MANILA, Philippines—PNOC Exploration Corp. will no longer push through with its proposed secondary offering, which would have allowed it to comply with the listing rules of the Philippine Stock Exchange in time for the November 30 deadline, according to the country’s economic managers.
But PNOC-EC, the upstream oil and coal arm of state-run Philippine National Oil Co., will continue to be publicly listed, Energy Secretary Jose Rene D. Almendras said.
“[The government] would like to keep PNOC-EC public,” Almendras said last Friday. “It was also agreed that this is not the time to sell … considering the [slump in the market].”
The economic managers decided to form a group, which would be headed by the Department of Finance to determine the proper timing for the planned secondary offering and the correct valuation of PNOC-EC shares and assets.
According to PSE rules, the public must hold at least 10 percent of PNOC-EC’s stock.
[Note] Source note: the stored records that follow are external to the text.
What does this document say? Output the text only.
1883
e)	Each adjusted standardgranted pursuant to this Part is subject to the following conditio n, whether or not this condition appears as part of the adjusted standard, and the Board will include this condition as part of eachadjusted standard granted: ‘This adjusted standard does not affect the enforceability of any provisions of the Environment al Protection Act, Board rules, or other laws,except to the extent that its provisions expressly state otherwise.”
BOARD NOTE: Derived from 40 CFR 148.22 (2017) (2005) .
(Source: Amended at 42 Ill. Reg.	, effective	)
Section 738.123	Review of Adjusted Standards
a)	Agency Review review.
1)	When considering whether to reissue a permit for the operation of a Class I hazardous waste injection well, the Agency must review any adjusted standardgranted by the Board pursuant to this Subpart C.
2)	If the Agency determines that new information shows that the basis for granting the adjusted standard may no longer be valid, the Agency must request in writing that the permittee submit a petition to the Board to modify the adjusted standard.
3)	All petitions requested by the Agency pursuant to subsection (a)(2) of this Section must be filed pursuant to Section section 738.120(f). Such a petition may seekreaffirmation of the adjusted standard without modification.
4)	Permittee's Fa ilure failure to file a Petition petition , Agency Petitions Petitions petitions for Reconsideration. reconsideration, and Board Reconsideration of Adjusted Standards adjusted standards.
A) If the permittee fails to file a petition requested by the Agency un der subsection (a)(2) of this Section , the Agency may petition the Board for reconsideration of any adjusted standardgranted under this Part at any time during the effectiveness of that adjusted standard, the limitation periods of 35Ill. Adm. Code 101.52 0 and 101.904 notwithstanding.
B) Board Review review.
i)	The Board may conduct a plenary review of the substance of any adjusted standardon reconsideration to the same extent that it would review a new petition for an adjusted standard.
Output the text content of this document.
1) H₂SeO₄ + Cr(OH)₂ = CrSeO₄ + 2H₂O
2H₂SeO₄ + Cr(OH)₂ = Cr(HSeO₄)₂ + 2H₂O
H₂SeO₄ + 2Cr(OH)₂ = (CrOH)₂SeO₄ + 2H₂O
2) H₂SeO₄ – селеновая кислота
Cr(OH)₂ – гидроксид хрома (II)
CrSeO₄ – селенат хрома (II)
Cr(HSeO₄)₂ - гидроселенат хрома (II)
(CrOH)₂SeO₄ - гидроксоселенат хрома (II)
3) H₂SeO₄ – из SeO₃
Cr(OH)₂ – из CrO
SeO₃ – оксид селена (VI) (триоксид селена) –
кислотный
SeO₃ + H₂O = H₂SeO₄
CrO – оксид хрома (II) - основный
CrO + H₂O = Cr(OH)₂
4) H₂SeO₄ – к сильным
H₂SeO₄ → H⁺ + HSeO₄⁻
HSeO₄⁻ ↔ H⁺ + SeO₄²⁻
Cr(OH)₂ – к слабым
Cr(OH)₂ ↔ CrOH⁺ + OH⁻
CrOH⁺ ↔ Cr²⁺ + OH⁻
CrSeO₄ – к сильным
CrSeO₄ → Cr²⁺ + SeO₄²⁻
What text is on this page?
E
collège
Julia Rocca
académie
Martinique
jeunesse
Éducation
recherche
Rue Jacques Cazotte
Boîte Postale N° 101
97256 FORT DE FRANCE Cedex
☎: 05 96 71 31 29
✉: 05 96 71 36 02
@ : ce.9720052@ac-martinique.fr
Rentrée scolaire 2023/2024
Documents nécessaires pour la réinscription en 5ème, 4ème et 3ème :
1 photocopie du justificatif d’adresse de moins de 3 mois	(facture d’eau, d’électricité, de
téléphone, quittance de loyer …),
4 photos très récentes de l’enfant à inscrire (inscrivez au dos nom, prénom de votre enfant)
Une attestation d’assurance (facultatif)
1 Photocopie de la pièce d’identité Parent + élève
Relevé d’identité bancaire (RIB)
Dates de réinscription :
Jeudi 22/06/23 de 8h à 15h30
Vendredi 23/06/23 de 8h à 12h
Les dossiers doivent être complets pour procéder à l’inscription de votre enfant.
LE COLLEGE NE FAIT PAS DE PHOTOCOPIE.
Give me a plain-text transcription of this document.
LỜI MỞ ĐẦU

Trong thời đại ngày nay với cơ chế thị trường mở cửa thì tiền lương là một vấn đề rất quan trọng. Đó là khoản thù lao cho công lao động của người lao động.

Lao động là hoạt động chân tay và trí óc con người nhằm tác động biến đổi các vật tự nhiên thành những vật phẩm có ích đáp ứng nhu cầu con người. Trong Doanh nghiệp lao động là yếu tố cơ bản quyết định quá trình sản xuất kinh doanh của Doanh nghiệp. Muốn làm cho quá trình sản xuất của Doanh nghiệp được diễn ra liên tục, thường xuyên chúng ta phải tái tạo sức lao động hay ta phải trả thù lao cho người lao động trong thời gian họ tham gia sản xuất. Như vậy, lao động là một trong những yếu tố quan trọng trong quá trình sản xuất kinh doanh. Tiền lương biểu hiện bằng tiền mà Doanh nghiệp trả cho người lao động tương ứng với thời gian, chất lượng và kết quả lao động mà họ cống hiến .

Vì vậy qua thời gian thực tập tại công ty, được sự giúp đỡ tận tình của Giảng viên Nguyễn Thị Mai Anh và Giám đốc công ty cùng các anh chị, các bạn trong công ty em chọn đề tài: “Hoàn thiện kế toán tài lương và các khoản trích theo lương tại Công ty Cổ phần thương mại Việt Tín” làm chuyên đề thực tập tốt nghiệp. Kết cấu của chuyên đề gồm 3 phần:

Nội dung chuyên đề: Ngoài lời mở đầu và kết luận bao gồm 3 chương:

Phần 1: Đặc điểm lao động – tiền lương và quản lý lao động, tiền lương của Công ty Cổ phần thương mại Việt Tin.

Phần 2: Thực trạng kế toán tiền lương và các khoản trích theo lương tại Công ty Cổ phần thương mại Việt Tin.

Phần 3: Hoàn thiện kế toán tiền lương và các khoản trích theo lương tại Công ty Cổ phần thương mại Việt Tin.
But the government, through PNOC, still holds 99.71 percent of PNOC-EC shares, while the public owns only 0.29 percent. PNOC-EC should undertake a secondary offering of shares to comply with the 10-percent public float requirement of the PSE.
The government is willing to pay the fine, estimated earlier at around P3 million, for non-compliance to the listing rules, Almendras said.
Also, the PSE has assured the government that PNOC-EC will not be delisted from the local bourse even if it fails to comply with market requirements.
PNOC-EC chairman and CEO Gemiliano C. Lopez Jr. earlier noted that the secondary offering would not only be for compliance. It would also boost capitalization, “enabling it to enhance its capability to discover and develop more indigenous energy sources like oil, coal and gas.”